By Illinois Radio Network
SPRINGFIELD – In spite of Gov. J.B. Pritzker’s stay-at-home orders, Illinoisans grabbed their keys and hit the road over Memorial Day weekend in numbers not seen since before the pandemic reached Illinois.
Marketing firm Arrivalist uses cellular location data to track movements of people outside of their normal activity. The company’s Daily Travel Index takes the anonymized data and filters it to exclude everyday work commutes, plane flights, and over-the-road truck drivers.
Illinoisans took trips of at least 100 miles at rates as high as they did in February, before the governor’s stay-at-home order, even exceeding the year’s spring break weekend level of travel.
“Seeing those spikes in those mid-range and longer trips that really confirm what you see anecdotally in that people want to travel,” said Matt Clement, senior vice president of marketing at Arrivalist.
“If it was open, people went,” he said.
Trips of at least 250 miles, more than enough for the majority of Illinoisans to cross a border into a state without lockdown orders, spiked 152 percent over the two weekends prior to the holiday.
“Illinois is still pretty locked down,” Clement said. “That’s the story of the country right now. If you’re open during Memorial Day weekend then, very likely, you had a lot of visitors.”
Businesses in Illinois’ bordering states that had reopened reported seeing spikes in Illinois-based customers.

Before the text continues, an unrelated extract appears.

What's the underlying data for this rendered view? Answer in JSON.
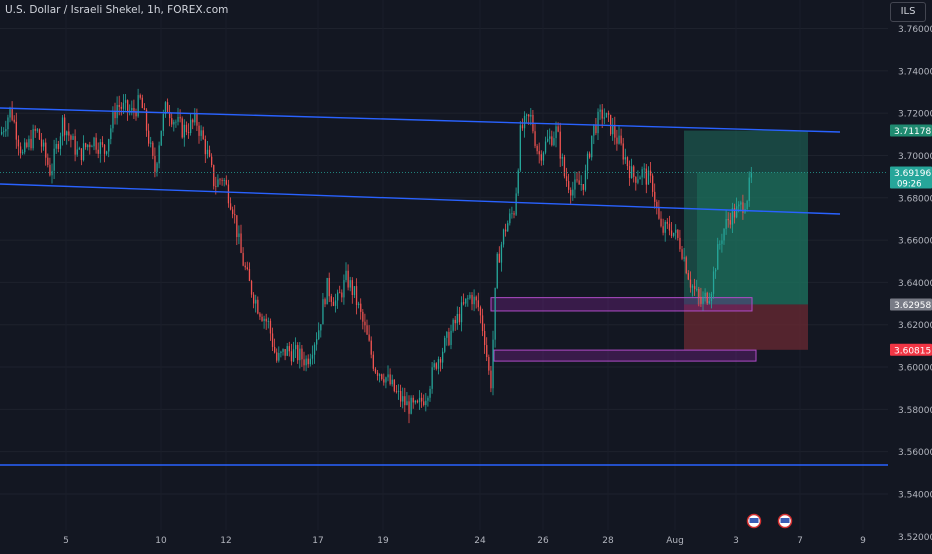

Pritzker has repeatedly cautioned Illinoisans not to cross state lines, saying it could expose them to COVID-19, which could reintroduce it in the state.

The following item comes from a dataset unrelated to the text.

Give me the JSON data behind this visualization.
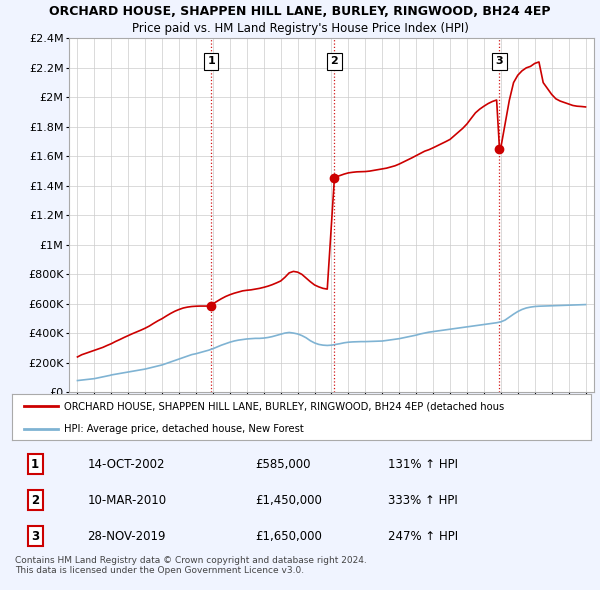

Nationally, travelers in states still under shutdown orders appeared to do the same. Arrivalist found spikes in activity at popular tourist spots such as Lake of the Ozarks in Missouri, for example, increased 18.2 percent over the same weekend in 2019. Crowded parties there made national news.
Across the country, Arrivalist reported Memorial Day weekend had a 48.5% increase in travel compared to the previous weekend, the most significant increase in weekend-over-weekend road trips this year. This, Arrivalist said in a release, brings total road trip activity close to 2019 holiday travel levels.
“We’re seeing a volume of road trip activity we haven’t seen since early before the COVID-19 Pandemic,” Arrivalist Founder & CEO Cree Lawson said. “Travel patterns varied widely from place to place but the level of activity is reminiscent of previous spring break levels.”